An Arab member of the Israeli Parliament, the Knesset, has been banned for six months from all parliamentary activity except voting for her comments on the three missing Israeli teens, who were found dead near Hebron after a massive manhunt.

Haneen Zoabi, the first Arab Israeli woman elected to a legislative body, went under fire for saying that the kidnapping of 16-year-olds Naftali Frenkel and Gilad Shaar and 19-year-old Eyal Yifrach from a West Bank hitchhiking was not terrorism.

During a radio interview, Zoabi said that the kidnappers of the teens "aren't terrorists".

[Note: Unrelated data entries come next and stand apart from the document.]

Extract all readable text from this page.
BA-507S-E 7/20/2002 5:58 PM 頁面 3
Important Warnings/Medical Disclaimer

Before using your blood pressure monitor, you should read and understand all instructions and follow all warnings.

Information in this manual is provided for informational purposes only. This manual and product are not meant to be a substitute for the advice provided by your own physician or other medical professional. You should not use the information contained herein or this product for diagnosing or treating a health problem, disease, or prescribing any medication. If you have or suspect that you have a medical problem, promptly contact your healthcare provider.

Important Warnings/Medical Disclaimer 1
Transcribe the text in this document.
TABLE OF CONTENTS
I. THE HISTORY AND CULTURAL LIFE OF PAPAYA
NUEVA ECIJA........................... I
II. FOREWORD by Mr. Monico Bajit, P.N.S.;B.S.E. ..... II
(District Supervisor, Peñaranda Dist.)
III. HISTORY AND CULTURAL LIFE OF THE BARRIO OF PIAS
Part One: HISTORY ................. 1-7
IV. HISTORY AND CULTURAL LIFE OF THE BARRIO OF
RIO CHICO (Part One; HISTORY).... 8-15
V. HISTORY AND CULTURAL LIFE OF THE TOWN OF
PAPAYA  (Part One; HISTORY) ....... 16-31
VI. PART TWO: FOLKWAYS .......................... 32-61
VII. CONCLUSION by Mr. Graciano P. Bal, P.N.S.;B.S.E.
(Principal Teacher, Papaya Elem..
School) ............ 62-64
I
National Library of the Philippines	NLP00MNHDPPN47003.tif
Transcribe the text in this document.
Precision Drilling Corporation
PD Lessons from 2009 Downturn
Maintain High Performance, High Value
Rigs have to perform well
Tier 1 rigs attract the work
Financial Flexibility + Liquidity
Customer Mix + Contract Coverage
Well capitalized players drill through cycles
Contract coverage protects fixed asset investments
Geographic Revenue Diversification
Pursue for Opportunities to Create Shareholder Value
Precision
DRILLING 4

"Even if I do not agree with them, they are people who do not see any way to change their reality, and they are compelled to use means like these until Israel wakes up and sees the suffering, feels the suffering of the other," she added.

The bodies of the three students were subsequently found in a pit in a field near Halhul, north of Hebron.

The Knesset speaker Yuli Edelstein said Zoabi's statements "border on incitement encouraging violence and supporting terrorism". Edelstein cited an article in which the Arab MK allegedly calls on Palestinians to take part in "popular resistance".

Zoabi also faces investigation over allegations that she insulted Arab police officers in a Nazareth court. A source told the Jerusalem Post that Zoabi called Israeli-Arab police officers "traitors" and told the crowd to spit in their faces during a protest.